Zum Hauptinhalt springen

Für Briten wurde Bahn teurer

Von Veronika Gasser

Politik

Großbritannien hat seinen leidvollen Weg der Bahnreform schon hinter sich. Die SPÖ lud deshalb zum Experten-Hearing den britischen Bahnexperten Jon Shaw ins Parlament. Sein Rat an die Verantwortlichen der ÖBB-Reform: Allein die Reorganisation war extrem teuer und kostete 900 Mill. Euro. Der jährliche Subventionsbedarf stieg um 3,3 Mrd. Euro.


Hinweis: Der Inhalt dieser Seite wurde vor 20 Jahren in der Wiener Zeitung veröffentlicht. Hier geht's zu unseren neuen Inhalten.

Großbritannien hat die Bahnreform schon 1994 vorgenommen. Doch die Bilanz von Shaw ist wenig verheißungsvoll. Zwar gab es einige Verbesserungen - so konnte etwa die Zahl der Passagiere um ein Viertel erhöht werden - doch in Summe ist die Bilanz negativ. Denn die Zunahme der gefahrenen Kilometer und Fahrgäste führt Shaw nicht auf die Reform, sondern vielmehr auf das Wirtschaftswachstum ab Mitte der 90er Jahre zurück. Positiv vermerkt Shaw die ums Dreifache gestiegenen Gesamtinvestitionen von zwei auf sechs Mrd. Euro. Der Großteil entfällt aber auf Loks und Waggons: 4,5 Mrd. Euro wurden von Personenverkehrs- und 1,2 Mrd. Euro von Güterverkehrsunternehmen investiert.

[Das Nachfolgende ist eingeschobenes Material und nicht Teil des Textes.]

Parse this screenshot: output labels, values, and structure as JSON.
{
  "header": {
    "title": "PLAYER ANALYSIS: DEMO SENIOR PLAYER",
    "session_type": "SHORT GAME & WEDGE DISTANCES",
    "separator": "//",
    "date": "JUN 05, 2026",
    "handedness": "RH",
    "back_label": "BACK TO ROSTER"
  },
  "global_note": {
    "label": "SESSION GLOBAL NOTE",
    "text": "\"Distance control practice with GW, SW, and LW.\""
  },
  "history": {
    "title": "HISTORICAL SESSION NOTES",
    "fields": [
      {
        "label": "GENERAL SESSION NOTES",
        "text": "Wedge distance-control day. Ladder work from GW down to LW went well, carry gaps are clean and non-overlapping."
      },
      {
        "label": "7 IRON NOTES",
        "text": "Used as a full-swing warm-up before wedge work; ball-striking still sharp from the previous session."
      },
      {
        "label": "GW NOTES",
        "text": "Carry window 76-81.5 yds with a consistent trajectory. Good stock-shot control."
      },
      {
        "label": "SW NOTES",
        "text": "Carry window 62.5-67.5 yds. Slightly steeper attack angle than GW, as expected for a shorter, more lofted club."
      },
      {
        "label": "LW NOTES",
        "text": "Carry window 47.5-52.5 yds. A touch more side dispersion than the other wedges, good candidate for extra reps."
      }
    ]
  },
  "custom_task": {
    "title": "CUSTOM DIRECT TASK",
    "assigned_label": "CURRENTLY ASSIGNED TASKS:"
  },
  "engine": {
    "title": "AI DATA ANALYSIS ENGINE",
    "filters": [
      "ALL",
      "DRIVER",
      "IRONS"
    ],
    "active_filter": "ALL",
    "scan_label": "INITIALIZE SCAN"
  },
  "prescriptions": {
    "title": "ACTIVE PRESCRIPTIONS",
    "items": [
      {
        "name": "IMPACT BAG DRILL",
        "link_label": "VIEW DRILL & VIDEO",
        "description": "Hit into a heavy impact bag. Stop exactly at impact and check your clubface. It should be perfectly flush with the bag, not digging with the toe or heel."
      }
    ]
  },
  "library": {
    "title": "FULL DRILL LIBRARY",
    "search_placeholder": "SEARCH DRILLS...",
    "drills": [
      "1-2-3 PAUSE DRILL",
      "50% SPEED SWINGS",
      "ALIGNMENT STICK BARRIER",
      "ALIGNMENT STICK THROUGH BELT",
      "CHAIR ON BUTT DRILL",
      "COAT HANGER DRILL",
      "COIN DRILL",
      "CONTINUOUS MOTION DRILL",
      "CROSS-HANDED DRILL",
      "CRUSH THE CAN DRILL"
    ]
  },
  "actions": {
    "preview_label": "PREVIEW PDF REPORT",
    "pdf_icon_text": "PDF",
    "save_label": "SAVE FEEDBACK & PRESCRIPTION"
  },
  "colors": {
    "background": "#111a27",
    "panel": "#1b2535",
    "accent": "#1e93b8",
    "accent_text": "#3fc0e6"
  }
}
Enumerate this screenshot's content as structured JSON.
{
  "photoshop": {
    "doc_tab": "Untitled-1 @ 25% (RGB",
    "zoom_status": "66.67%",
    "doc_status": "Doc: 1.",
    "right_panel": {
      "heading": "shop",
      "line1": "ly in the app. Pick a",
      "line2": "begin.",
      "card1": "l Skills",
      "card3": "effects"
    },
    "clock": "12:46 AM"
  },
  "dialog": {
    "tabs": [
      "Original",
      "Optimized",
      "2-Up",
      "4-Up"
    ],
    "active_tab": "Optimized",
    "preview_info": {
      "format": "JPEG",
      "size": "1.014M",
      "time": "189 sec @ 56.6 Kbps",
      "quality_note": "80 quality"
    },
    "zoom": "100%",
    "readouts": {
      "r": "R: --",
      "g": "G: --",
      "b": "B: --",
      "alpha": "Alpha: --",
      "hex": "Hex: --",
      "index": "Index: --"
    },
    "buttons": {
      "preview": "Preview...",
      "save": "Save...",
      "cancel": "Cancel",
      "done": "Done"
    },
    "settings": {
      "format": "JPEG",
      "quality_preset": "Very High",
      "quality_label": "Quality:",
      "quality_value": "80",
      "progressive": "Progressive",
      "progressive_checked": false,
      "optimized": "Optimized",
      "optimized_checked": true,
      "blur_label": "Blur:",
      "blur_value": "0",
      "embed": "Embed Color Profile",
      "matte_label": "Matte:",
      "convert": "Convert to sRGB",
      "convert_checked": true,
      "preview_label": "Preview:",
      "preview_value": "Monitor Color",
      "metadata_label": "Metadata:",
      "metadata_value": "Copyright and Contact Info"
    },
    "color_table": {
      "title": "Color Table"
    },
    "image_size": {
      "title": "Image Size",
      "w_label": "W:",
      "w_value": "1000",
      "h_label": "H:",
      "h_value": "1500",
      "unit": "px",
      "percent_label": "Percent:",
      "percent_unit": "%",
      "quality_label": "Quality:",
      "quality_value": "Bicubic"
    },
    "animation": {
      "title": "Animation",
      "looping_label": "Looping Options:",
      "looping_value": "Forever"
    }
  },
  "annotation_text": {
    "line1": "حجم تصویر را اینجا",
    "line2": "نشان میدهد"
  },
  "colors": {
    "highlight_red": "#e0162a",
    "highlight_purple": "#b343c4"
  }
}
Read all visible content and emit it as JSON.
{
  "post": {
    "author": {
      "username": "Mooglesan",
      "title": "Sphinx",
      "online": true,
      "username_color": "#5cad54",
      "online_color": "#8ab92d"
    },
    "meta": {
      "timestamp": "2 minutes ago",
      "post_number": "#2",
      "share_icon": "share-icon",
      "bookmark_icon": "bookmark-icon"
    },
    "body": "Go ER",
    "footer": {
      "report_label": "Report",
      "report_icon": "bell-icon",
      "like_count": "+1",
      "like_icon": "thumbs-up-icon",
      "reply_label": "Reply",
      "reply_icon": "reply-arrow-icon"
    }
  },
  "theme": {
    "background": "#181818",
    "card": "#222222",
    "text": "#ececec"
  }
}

Doch in den meisten anderen Punkten lasse die britische Bahn zu wünschen übrig. Pünktlichkeit ist längst keine Tugend mehr. "Heute ist ein Zug pünktlich, wenn er zehn Minuten zu spät kommt." Für Shaw ist dies eine Verlagerung der Restrukturierungskosten auf Arbeitnehmer und Wirtschaft, welche nun auch die Zeche für die schlechte Koordination begleichen müssten.

Nebenbei wurde das System Bahn für den Steuerzahler insgesamt teurer: Statt der einstigen 2,4 Mrd. Euro Zuschüssen, muss der Staat nun 5,7 Mrd. Euro hinlegen. Trotzdem wurden die Fahrpreise nicht günstiger, sondern teurer. Für manche Strecken stiegen die Ticketpreise um 36 Prozent. Die 250 Kilometer lange Strecke von London nach Manchester und retour koste mittlerweile 288 Euro. Durch die überzogenen Preise seien aber viele auf das Auto umgestiegen, was zu Sicherheitsproblemen auf Englands chronisch verstopften Straßen geführt habe. Vor einem solchen Szenario warnt auch AK-Präsident Herbert Tumpel.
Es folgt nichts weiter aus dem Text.